Once a disposable material has been qualified by the end user regarding extractables, the onus is on the supplier to deliver products of equal quality in respect of chemical profile. The greatest risk of impact to the qualified status of a material is from unintentional added impurities to the plastic starting raw materials or by carryover from processing. Sterilisation using gamma irradiation or other means can potentially modify the chemical extractables profile and so information as to the chemical compatibility of materials against chemical conditions should be generated by suppliers, and the QC processes of suppliers need strict monitoring.
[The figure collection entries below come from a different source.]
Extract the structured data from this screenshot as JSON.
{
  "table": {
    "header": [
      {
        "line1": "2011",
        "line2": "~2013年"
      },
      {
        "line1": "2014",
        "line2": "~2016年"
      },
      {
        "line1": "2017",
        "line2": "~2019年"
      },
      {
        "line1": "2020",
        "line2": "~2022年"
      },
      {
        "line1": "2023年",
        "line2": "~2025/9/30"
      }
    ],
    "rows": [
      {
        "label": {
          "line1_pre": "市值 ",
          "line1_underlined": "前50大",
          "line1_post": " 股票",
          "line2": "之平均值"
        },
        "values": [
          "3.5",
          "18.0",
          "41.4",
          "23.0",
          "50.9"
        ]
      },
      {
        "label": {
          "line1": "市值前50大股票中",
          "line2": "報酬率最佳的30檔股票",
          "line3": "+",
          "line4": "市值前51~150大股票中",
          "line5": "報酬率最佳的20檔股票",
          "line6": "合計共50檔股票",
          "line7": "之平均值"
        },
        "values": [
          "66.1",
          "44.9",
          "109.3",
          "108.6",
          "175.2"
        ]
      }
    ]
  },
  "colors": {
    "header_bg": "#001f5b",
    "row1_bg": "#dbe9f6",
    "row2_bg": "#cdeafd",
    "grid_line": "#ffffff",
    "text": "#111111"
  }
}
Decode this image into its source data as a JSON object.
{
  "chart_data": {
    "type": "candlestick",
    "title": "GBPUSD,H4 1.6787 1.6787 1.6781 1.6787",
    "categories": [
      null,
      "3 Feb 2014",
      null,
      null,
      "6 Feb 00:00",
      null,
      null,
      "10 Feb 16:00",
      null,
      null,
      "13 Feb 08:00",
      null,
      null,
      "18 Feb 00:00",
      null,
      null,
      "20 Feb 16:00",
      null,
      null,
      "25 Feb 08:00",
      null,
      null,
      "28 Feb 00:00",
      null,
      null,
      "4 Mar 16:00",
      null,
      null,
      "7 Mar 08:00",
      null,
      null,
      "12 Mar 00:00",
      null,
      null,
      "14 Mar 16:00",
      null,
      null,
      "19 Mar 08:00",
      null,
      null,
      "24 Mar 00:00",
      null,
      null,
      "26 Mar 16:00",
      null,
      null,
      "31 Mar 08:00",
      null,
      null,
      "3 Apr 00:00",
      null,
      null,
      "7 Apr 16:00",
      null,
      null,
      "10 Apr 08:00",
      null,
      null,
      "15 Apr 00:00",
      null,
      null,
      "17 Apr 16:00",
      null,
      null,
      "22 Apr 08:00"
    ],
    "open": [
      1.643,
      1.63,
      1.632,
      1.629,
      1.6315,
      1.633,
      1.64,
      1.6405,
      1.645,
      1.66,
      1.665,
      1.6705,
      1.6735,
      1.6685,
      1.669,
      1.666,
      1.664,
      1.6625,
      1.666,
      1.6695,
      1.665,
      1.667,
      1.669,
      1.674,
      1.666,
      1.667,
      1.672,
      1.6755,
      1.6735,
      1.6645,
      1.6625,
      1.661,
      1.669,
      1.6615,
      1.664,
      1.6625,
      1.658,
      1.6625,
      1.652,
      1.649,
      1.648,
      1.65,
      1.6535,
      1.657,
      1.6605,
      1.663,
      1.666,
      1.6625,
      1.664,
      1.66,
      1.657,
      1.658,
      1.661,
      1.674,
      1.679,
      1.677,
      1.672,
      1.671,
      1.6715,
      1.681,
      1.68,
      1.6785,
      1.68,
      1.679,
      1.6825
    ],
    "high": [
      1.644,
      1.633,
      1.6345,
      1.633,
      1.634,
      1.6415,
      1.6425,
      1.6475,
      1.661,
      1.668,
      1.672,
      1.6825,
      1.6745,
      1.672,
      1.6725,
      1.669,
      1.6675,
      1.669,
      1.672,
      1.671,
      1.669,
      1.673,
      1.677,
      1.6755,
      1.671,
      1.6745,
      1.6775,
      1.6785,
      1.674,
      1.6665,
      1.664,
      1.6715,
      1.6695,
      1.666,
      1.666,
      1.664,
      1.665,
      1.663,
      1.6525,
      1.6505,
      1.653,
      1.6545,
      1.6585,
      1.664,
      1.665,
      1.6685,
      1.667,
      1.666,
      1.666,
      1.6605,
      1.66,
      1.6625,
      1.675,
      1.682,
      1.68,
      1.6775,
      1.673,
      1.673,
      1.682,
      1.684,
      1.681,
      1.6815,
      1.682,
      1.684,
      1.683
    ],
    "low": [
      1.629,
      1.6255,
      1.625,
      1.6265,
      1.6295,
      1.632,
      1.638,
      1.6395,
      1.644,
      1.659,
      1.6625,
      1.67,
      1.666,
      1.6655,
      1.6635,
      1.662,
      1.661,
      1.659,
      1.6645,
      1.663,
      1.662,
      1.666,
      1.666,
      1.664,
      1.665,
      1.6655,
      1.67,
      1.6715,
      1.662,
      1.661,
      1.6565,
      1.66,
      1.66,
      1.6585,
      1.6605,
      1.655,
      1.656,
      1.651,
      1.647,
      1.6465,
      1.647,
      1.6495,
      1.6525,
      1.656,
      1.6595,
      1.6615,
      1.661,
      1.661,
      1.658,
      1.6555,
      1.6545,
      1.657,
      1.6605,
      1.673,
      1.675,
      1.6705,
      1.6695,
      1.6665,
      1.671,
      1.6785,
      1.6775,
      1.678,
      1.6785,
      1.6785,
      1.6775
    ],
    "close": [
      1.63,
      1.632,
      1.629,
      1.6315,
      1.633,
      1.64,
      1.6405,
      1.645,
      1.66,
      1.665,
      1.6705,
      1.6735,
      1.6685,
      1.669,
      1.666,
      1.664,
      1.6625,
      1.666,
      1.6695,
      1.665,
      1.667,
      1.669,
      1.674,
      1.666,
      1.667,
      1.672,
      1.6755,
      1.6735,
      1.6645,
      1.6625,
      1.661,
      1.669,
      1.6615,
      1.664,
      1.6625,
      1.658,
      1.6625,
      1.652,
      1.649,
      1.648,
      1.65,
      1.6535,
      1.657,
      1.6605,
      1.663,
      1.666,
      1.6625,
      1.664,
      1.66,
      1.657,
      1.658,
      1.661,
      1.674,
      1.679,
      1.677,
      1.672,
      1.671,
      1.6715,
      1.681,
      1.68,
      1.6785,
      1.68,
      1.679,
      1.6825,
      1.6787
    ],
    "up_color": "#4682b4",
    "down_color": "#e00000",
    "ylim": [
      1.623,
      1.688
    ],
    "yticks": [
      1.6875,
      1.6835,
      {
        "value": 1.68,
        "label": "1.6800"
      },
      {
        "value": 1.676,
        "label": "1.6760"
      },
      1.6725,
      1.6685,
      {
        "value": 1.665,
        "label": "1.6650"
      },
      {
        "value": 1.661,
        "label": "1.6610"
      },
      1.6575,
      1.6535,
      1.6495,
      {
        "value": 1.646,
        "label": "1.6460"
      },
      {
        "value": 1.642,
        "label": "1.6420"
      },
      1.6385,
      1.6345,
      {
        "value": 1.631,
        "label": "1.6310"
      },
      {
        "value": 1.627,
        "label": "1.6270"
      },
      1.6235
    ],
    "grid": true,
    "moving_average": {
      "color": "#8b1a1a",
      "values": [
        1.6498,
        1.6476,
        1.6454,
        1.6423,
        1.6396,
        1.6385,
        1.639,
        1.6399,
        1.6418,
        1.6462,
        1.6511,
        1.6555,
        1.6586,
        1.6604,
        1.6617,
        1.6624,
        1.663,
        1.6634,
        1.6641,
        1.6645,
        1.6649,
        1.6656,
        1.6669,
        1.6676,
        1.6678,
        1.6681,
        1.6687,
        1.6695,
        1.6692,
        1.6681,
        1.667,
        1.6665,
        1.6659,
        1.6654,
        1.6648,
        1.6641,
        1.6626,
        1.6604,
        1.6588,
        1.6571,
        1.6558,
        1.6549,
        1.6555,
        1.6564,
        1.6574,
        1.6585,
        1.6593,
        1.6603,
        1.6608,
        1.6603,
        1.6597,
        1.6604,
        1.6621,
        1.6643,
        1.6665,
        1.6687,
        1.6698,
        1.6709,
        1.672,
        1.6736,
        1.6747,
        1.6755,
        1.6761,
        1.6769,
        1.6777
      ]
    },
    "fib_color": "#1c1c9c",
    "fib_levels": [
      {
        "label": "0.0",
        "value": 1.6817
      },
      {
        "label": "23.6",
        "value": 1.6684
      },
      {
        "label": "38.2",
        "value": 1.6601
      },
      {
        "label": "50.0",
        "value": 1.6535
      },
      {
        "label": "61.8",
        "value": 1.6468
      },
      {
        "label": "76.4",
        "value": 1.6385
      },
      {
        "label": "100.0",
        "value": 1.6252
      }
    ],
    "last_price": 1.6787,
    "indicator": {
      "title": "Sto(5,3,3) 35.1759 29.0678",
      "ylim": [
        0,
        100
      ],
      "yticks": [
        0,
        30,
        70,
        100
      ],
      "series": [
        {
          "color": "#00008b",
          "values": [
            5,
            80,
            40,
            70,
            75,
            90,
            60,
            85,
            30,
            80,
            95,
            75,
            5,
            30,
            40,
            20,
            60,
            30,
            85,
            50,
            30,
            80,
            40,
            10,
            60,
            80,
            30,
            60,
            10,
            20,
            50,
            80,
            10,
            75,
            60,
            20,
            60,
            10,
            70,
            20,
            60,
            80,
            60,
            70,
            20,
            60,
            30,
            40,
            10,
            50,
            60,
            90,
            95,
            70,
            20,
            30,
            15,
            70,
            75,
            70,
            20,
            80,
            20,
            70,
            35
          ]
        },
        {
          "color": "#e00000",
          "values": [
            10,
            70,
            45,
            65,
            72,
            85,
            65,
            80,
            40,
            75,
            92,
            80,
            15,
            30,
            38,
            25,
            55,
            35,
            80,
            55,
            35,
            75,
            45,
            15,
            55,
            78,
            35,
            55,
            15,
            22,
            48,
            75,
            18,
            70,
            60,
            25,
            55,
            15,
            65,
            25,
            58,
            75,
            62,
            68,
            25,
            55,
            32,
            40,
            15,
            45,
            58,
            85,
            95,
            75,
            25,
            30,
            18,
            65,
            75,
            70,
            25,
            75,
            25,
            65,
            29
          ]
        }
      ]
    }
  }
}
In conclusion, most extractable and leachable chemical substances of toxicological concern are sourced from chemicals added unintentionally, either as impurities in the starting materials or as materials extracted or leached from single-use or disposable equipment used in the drug product manufacturing process. The regulatory authorities are aware of this problem and are emphasising the need for better controls at the appropriate points in the supply chain during manufacturing. SGS Life Science Services has developed a range of testing procedures for the evaluation and qualification of E&L to meet these requirements.
The company has also developed a number of procedures for the evaluation and qualification of E&L in pharmaceutical packaging, which will be reviewed in a future article.